Luis Cernuda, y la ética de Las nubes
I. ANTECEDENTES. DOS PROFETAS FUERA DE SU TIERRA
Contemporáneos son Luis Cernuda y María Zambrano. Andaluces ambos. Él, iluminado por el aura del artista, fue siempre impetuoso y cordial (finalmente, un poeta); ella, alumbrada por la luz de la conciencia, fue siempre reflexiva y cerebral (a fin de cuentas, una filósofa). La distancia entre ambos, pese a esto, es sólo aparente. Coincidentes en varias experiencias vitales, acaso serían la Guerra civil española y la itinerancia que a partir de entonces tuvieron que emprender, las más significativas de su vida y las que más los aproximan y hermanan. Pero también el amor por la patria perdida, la sensación de orfandad nacional y el dolor por su Europa convulsa.
Ninguno de los dos estuvo solamente en México. Pero ambos vivieron aquí espléndidos momentos de su vida creativa. Ella pasa por este país, dicta conferencias en la Casa de España e imparte cátedra en la Universidad Michoacana de San Nicolás de Hidalgo. Durante su estancia, estudia, enseña, se enamora de los indígenas mexicanos (en un otoño moreliano “de indecible belleza”, el de 1939) y publica dos obras: Pensamiento y poesía en la vida española, y su pequeño libro Filosofía y poesía, (al que remito en las citas más adelante), un opúsculo tan breve como bello y sabio.
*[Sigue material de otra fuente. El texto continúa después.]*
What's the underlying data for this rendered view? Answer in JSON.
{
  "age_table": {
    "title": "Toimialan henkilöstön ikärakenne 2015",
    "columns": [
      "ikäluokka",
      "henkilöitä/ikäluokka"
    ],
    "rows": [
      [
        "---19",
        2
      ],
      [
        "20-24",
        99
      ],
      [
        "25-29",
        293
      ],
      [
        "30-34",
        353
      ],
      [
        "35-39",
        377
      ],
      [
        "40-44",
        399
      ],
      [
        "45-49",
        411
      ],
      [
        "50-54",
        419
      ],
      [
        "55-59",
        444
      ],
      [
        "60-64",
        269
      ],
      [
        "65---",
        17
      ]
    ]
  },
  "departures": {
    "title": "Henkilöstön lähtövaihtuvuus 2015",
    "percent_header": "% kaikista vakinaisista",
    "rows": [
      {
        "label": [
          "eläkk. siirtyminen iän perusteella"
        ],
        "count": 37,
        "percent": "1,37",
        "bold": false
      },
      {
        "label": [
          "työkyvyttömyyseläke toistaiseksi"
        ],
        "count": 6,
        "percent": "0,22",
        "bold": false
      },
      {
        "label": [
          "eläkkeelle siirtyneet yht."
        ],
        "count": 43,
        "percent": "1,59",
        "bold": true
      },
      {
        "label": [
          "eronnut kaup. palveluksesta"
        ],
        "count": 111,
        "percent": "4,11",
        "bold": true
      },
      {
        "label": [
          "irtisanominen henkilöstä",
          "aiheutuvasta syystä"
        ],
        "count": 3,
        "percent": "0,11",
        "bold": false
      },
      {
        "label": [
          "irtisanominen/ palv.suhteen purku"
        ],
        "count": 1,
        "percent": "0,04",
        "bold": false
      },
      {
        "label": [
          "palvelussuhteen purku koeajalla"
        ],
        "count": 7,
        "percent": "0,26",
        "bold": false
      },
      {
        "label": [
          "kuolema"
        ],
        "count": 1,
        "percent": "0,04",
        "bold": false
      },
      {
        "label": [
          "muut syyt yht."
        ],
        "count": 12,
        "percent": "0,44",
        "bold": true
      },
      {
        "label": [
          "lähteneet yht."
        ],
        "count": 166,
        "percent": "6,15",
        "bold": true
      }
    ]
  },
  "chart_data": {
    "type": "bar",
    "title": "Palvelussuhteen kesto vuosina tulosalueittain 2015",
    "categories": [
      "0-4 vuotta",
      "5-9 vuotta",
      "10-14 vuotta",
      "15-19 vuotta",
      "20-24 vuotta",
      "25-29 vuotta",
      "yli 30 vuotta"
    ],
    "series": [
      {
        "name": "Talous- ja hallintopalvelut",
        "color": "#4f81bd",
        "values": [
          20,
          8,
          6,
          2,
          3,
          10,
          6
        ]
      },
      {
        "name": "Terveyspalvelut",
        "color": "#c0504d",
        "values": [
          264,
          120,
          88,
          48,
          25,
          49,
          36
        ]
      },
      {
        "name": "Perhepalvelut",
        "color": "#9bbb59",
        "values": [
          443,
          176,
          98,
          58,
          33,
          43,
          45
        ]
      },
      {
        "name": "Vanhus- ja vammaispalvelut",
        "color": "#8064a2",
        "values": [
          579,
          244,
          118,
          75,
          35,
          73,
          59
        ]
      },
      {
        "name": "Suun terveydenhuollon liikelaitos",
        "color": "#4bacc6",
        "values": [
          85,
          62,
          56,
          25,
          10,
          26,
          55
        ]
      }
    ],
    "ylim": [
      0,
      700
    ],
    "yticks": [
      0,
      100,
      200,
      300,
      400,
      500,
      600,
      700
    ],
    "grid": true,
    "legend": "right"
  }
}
Él, por su lado, también vive en la trashumancia. Se establece por fin en México, en busca de una cultura más familiar y, sobre todo, de viejos amigos. Solamente su carácter megalómano permite entender que no mantuviera lazos estrechos con poetas como los miembros de la generación de Contemporáneos, tan afines a él. Es una pena: amistades tan análogas suelen producir proyectos generosos o, al menos, anécdotas llenas de color (recuérdese, por ejemplo, la coincidencia de Federico García Lorca y Salvador Novo en Buenos Aires).